Resiliency and availability
Typefi designs infrastructure in ways that complement our product capabilities with equal emphasis on availability, integrity, and confidentiality. Our Service Level Agreements detail commitments for the various products and services Typefi offers.
We back up all customer content at least once daily. We do not utilise portable or removable media for backups.
Data privacy
Data privacy generally means the ability of a person to determine for themselves when, how, and to what extent personal information about them is shared with or communicated to others.

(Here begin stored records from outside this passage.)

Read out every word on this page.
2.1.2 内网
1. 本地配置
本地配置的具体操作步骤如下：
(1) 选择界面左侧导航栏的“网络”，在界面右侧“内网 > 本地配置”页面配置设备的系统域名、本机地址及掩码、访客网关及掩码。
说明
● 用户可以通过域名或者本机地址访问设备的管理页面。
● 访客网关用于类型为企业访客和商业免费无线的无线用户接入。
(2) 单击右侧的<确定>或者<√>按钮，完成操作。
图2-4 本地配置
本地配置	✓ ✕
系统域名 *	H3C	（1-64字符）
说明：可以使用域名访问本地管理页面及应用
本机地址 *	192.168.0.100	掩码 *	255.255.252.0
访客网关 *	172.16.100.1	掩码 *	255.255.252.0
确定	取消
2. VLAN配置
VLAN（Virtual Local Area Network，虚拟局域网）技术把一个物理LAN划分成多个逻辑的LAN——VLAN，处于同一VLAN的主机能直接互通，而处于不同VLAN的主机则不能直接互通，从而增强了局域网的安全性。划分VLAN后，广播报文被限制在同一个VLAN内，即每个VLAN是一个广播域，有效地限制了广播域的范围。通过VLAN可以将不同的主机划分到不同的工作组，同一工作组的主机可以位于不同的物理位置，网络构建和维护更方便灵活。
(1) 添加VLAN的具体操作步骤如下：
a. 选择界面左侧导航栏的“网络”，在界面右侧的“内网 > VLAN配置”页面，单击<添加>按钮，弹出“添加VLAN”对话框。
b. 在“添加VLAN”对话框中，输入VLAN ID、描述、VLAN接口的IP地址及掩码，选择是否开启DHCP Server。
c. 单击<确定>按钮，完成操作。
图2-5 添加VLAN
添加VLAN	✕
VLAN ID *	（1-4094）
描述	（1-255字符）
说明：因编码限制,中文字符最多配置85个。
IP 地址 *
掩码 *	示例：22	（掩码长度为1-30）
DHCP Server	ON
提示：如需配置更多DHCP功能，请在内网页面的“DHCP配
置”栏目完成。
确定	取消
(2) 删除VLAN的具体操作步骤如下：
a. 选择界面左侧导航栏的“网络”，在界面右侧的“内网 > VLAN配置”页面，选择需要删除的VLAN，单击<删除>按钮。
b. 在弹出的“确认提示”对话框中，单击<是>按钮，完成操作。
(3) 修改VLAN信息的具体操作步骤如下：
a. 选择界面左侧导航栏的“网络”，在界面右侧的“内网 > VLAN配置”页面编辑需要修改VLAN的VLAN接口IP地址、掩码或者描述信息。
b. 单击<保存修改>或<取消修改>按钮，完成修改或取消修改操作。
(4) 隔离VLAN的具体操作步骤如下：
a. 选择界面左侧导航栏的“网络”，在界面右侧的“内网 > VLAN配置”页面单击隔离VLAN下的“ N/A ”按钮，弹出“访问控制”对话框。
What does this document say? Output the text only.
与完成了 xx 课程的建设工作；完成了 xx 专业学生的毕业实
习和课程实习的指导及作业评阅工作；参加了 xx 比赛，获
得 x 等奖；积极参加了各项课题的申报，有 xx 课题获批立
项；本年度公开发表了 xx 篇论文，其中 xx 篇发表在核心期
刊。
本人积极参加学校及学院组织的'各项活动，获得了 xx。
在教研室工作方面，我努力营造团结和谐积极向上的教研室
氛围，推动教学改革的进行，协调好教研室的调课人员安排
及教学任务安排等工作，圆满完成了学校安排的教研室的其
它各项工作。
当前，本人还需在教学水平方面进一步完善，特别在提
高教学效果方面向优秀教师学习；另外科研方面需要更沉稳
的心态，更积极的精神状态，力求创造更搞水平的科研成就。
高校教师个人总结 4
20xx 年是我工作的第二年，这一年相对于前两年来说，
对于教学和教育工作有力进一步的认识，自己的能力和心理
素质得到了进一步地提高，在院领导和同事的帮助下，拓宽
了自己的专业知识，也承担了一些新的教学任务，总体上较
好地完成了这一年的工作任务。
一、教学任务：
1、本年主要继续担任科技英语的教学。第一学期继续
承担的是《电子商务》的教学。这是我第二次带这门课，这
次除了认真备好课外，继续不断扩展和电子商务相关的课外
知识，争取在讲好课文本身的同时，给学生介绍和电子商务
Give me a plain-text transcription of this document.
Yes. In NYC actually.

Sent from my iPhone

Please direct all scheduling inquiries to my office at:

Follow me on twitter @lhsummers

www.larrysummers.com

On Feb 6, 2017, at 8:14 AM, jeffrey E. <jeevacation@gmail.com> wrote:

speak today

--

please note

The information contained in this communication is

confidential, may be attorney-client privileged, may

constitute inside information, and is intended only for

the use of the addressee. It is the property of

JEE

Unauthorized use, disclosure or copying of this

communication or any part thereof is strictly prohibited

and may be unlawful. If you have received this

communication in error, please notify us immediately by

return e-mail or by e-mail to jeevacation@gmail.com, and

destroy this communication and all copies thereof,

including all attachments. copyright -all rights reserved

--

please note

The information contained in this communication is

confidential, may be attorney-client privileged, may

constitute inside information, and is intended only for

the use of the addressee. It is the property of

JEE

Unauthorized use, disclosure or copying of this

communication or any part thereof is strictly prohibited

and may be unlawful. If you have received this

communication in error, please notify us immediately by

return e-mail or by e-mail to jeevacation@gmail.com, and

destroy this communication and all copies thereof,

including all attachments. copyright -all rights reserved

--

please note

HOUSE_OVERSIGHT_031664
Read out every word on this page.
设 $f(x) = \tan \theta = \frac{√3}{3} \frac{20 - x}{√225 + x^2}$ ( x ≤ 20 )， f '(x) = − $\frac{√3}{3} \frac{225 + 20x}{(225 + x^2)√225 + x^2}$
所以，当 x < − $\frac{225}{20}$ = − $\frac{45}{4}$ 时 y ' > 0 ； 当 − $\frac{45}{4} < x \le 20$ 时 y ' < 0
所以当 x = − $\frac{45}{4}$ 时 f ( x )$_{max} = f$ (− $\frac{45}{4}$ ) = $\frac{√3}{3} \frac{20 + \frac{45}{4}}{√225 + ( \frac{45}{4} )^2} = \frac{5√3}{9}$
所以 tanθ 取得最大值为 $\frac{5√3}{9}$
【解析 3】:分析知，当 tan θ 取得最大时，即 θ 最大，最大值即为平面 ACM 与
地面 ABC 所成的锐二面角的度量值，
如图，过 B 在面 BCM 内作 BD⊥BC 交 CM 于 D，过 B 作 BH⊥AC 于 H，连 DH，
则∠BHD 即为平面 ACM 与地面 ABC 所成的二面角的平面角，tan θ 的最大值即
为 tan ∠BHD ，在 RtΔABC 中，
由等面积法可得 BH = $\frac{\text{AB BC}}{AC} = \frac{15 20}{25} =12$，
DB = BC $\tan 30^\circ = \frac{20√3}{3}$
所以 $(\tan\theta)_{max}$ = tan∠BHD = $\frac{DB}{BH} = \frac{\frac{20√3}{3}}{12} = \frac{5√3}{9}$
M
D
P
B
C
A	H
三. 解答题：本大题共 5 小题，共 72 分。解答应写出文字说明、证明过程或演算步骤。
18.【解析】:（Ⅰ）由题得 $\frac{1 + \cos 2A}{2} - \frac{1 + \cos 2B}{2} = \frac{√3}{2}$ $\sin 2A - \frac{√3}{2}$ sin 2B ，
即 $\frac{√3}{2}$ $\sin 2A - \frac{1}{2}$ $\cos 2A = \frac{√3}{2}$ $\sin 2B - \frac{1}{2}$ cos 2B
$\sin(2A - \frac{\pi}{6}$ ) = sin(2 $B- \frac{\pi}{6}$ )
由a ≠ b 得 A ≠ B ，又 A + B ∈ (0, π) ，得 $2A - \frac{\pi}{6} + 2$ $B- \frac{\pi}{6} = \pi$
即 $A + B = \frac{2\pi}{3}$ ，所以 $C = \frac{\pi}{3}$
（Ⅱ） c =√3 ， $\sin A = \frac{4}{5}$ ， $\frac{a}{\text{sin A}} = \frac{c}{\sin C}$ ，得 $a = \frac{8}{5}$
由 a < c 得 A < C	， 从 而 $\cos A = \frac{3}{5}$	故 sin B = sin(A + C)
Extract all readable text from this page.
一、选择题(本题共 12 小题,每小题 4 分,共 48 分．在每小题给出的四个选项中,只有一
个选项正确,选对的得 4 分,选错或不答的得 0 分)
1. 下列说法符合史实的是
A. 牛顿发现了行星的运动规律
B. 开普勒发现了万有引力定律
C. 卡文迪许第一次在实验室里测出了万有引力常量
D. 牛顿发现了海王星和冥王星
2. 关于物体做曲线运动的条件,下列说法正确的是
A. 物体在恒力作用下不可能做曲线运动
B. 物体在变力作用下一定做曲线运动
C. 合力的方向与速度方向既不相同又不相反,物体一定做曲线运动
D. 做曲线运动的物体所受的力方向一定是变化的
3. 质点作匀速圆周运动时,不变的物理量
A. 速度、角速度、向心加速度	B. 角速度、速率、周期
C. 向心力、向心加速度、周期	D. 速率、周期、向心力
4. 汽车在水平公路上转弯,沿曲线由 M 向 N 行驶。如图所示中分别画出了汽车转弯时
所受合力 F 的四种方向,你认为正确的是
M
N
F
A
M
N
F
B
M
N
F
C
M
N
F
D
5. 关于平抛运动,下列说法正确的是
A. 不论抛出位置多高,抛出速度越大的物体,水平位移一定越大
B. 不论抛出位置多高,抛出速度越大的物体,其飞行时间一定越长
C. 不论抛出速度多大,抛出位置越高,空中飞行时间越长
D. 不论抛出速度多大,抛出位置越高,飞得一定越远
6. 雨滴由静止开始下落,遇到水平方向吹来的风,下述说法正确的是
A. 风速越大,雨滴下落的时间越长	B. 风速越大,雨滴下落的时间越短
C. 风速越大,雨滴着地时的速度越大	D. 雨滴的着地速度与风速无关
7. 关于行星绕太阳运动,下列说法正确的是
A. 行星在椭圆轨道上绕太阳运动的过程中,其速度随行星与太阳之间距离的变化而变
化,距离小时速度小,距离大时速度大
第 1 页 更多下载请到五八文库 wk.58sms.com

We have implemented several policies to keep your data private.
Customer segregation
Typefi Cloud Bronze service is multi-tenant and does not segment your data from other users’ data. Your data may live on the same servers as another user’s data. We consider your data private and do not permit another user to access it unless you explicitly share it.
Typefi Cloud Gold is a single-tenant solution for running a managed instance of Typefi Server for Workgroup and Adobe InDesign Server. Each instance is dedicated to a single organisation, and only members of that organisation are granted login access. Typefi Cloud Gold instances offer customers the ability to control upgrade schedules for Typefi solutions, run custom scripts, and enable the use of third-party tools.
Data retention and deletion
Typefi retains your content unless you specifically request removal or delete it from Typefi Cloud. The data is stored in production environments and backups. To request deletion of all data, please email help@typefi.com.
Media disposal and destruction
We securely erase or destroy all storage media if it has ever been used to store user data. We follow the National Institute of Standards and Technology's (NIST) guidance in special publication 800-88 to accomplish this. NIST 800-88 is a US government document that provides methodical guidance for erasing data from electronic storage media.
We utilise various storage options in Amazon Web Services (AWS), including local disks, persistent disks, and AWS S3 buckets. We take advantage of AWS's cryptographic erasure processes to ensure that repurposing storage does not expose private customer data.
Activity logging
Typefi performs server-side logging of client interactions with our services. This includes web server access logging, as well as activity logging for actions taken through our API. We also collect event data from our applications with your consent.
Transport encryption
Typefi uses industry-standard encryption to protect your data in transit. This is commonly referred to as transport layer security (TLS) or secure socket layer (SSL) technology.
Encryption at rest
We enable Amazon Web Services (AWS) encryption on all local disks, persistent disks, and AWS S3 buckets. More technically, we use AWS's server-side encryption feature with AWS-managed encryption keys to encrypt all data at rest, transparently and automatically. AWS's server-side encryption uses one of the strongest block ciphers available to encrypt your data, 256-bit Advanced Encryption Standard (AES-256).